Social media activity: a comparison of two top tier tennis tournaments
This article analyses the social media activity of two top tier tennis tournaments, the BNP Paribas Open and the Miami Open. Both USA hard court tennis tournaments held over two weeks in March. Social media data was collected weekly between 22/02/2016 and 11/04/2016. Six different social media accounts – Facebook, Twitter, Instagram, Youtube, Google+ and Vine – were analysed.
The BNP Paribas Open and Miami Open use multiple social media platforms. Snapchat and Periscope are just the latest platforms adopted to engage and communicate with tennis fans throughout the year. A difficult task as the tournaments only last two weeks. The international (social) media attention is brief. Two weeks before the event, during the event and maybe a week after the event has ended, before attention fades away.
Does this have an effect on the social media activity surrounding these sports events? And how do similar sports events like the BNP Paribas Open and Miami Open compare to one another across multiple social media platforms?
The digital fan base
The BNP Paribas Open and Miami Open social media numbers are far below their Grand Slam counterparts. Both tournaments only have 1/7 of the 1.4 million Facebook Likes of the US Open (retrieved on 11/04/2016).
The BNP Paribas Open has a bigger social reach compared to the Miami Open. It has more digital fans on all channels except Facebook. The tournaments reach a similar number of fans on most platforms. The biggest difference is seen on YouTube and Google+. The Miami Open has a low following on these platforms (see top article).
Similar rising trend
Both tournaments followed a similar rising trend in the number of digital fans from two weeks before their own event (T–2) to one week after their event (T+1). In the week following the events there was a stagnation (or even decrease) in the number of Facebook (see figure 1) and Twitter fans. Instagram did not have such an obvious stagnation.
A higher increase in the number of followers during the event is expected. Organisers have fans’ attention during the event. Fans want to consume information, engage and be kept up-to-date. Following social media accounts is one of the easiest ways to realise this.
A significant difference
The BNP Paribas Open has a far bigger reach on YouTube and Google+ compared to the Miami Open. The Miami Open has less than 500 YouTube Subscribers (around 8,500 for the BNP Paribas Open) and less than 50 Google+ followers (over 28,000 for the BNP Paribas Open). A significant difference, while the numbers of the other platforms are more alike.
The Miami Open started using YouTube in 2014. Having started in 2009, the BNP Paribas Open has had more time to build their digital fan base on this platform.
In contrast, both tournaments started using Facebook and Twitter in 2009. Leading to similar sized digital fan bases on these platforms. Early adaptation of new social media platforms can thus be beneficial.

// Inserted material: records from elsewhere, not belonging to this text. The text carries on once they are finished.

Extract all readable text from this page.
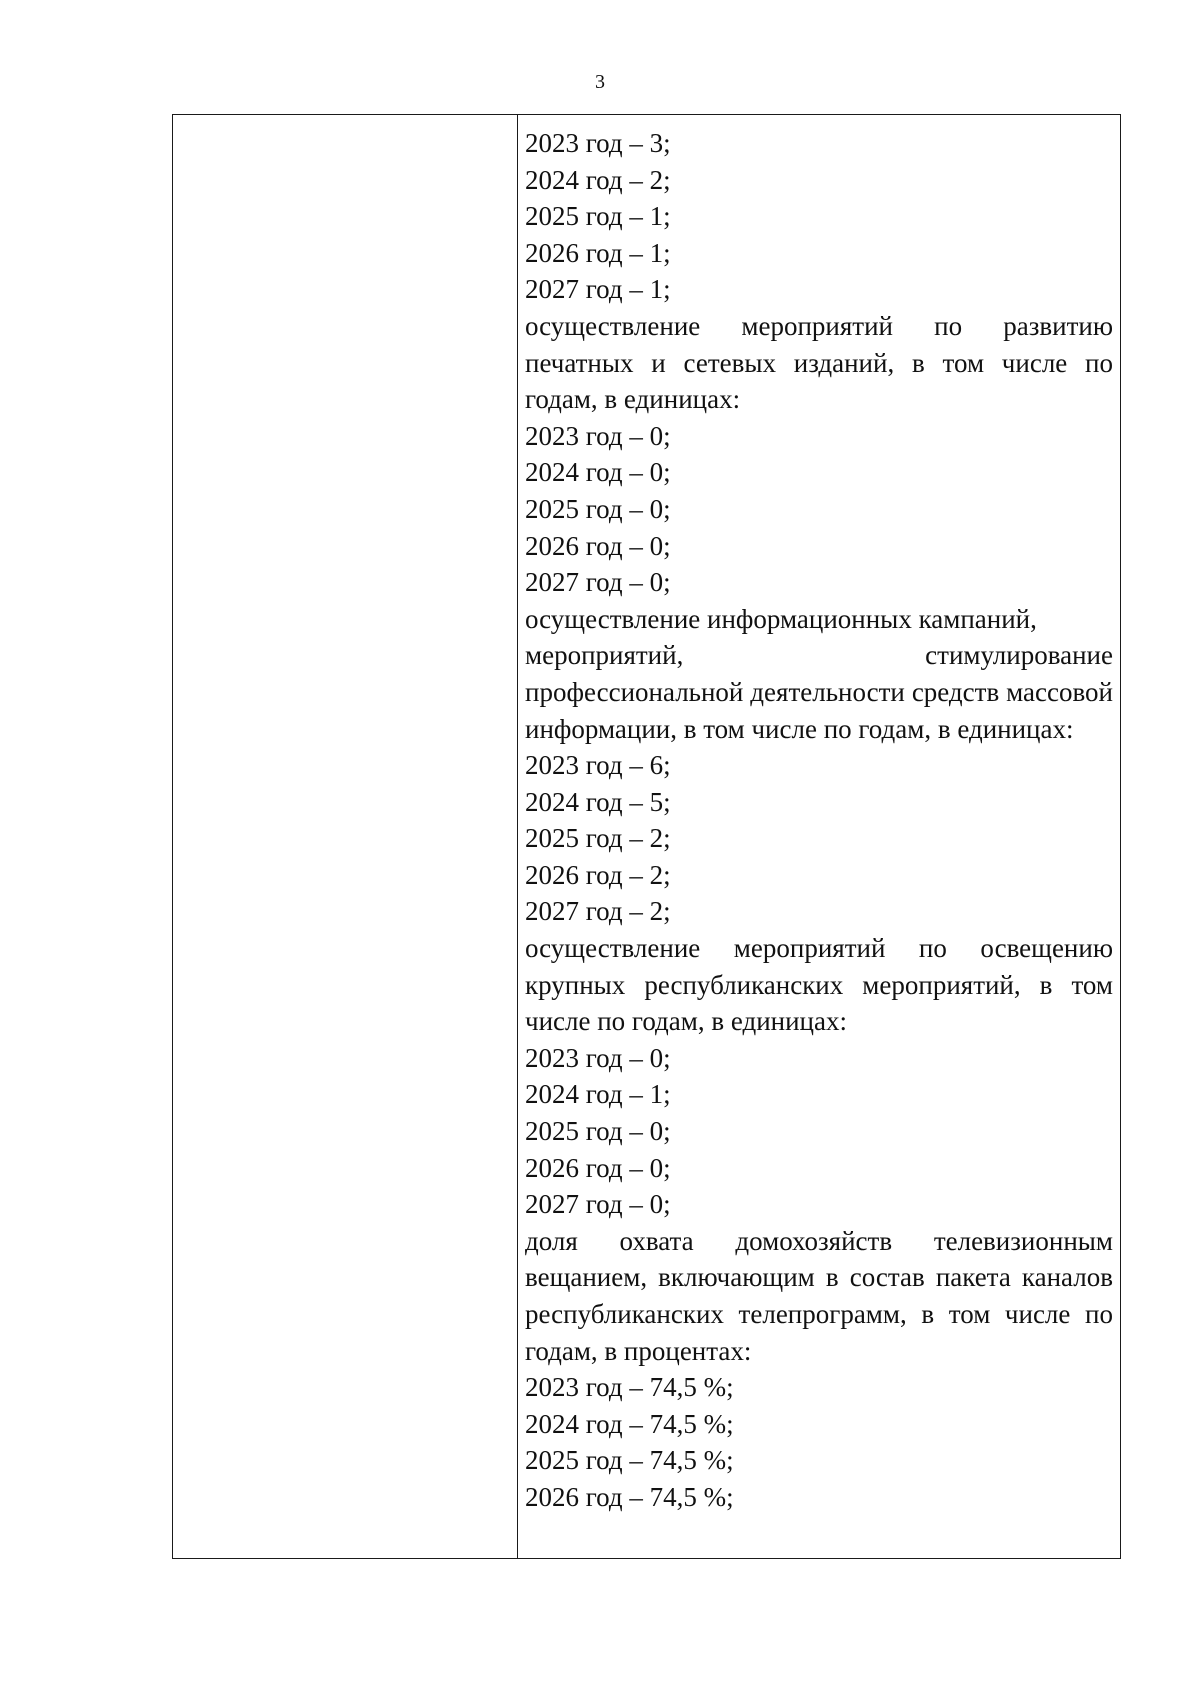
3

2023 год – 3;
2024 год – 2;
2025 год – 1;
2026 год – 1;
2027 год – 1;
осуществление мероприятий по развитию печатных и сетевых изданий, в том числе по годам, в единицах:
2023 год – 0;
2024 год – 0;
2025 год – 0;
2026 год – 0;
2027 год – 0;
осуществление информационных кампаний,
мероприятий,	стимулирование
профессиональной деятельности средств массовой информации, в том числе по годам, в единицах:
2023 год – 6;
2024 год – 5;
2025 год – 2;
2026 год – 2;
2027 год – 2;
осуществление мероприятий по освещению крупных республиканских мероприятий, в том числе по годам, в единицах:
2023 год – 0;
2024 год – 1;
2025 год – 0;
2026 год – 0;
2027 год – 0;
доля охвата домохозяйств телевизионным вещанием, включающим в состав пакета каналов республиканских телепрограмм, в том числе по годам, в процентах:
2023 год – 74,5 %;
2024 год – 74,5 %;
2025 год – 74,5 %;
2026 год – 74,5 %;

Aside from a different starting point, the significant difference in Google+ followers might be due to a different approach to the platform. The Miami Open only posts YouTube videos on Google+. The BNP Paribas Open occasionally shares other updates as well.
Both tournaments increased the number of YouTube Subscribers during the tournament. The BNP Paribas Open increased the number of subscribers and views more in absolute terms. The Miami Open had a bigger gain relative to where they begun.
The number of YouTube Views increased most in the second tournament week and in the week following the event. Fresh content from the first tournament week likely caused this. A video summary of the tournament and the final press conferences were in particular popular on the BNP Paribas Open account.
There were only 16 Vines posted during the observed period. The BNP Paribas Open only posted two Vines, both before the tournament. The Miami Open posted four Vines in the first tournament week and ten in the second week.
Neither tournament had a major increase in the number of Vine followers. However, the Miami Open’s 14 Vines resulted in a 74% increase in number of Vine Loops (see figure 2). The BNP Paribas Open could have done more with this platform. The Miami Open shows that sharing Vines during the tournament can significantly impact the number of Loops.
Social Media Activity
In the two weeks before the event, the Miami Open was more active on Facebook (86 posts in two weeks vs. 59 for the BNP Paribas Open) and Twitter (168 posts in two weeks vs. 101). During the event, the BNP Paribas Open shared more on these platforms.
The huge spike in social media activity during the tournaments was no surprise (see figure 3). New content is available and fans expect to be kept up-to-date. However, the drop in activity in the week following the events was a surprise. Hardly any Tweet, Vine or Facebook post was shared.
The post-event social media strategy
The social media activity increases in the weeks leading up to an event to get fans excited. It is expected that the number of followers will not increase as much after a tournament as it did during or before. The data showed this is the case on most platforms. YouTube and Instagram were exceptions for the BNP Parisbas Open and to a lesser extend the Miami Open.
No major drops in social media followers after the events ended, is reason to believe that the window of effective communication is still open. So it is a perfect opportunity to engage and retain fans. An opportunity the BNP Paribas Open and Miami Open could have exploited more.
– The data was retrieved weekly in the mentioned period from the six official social media platforms of each tournament.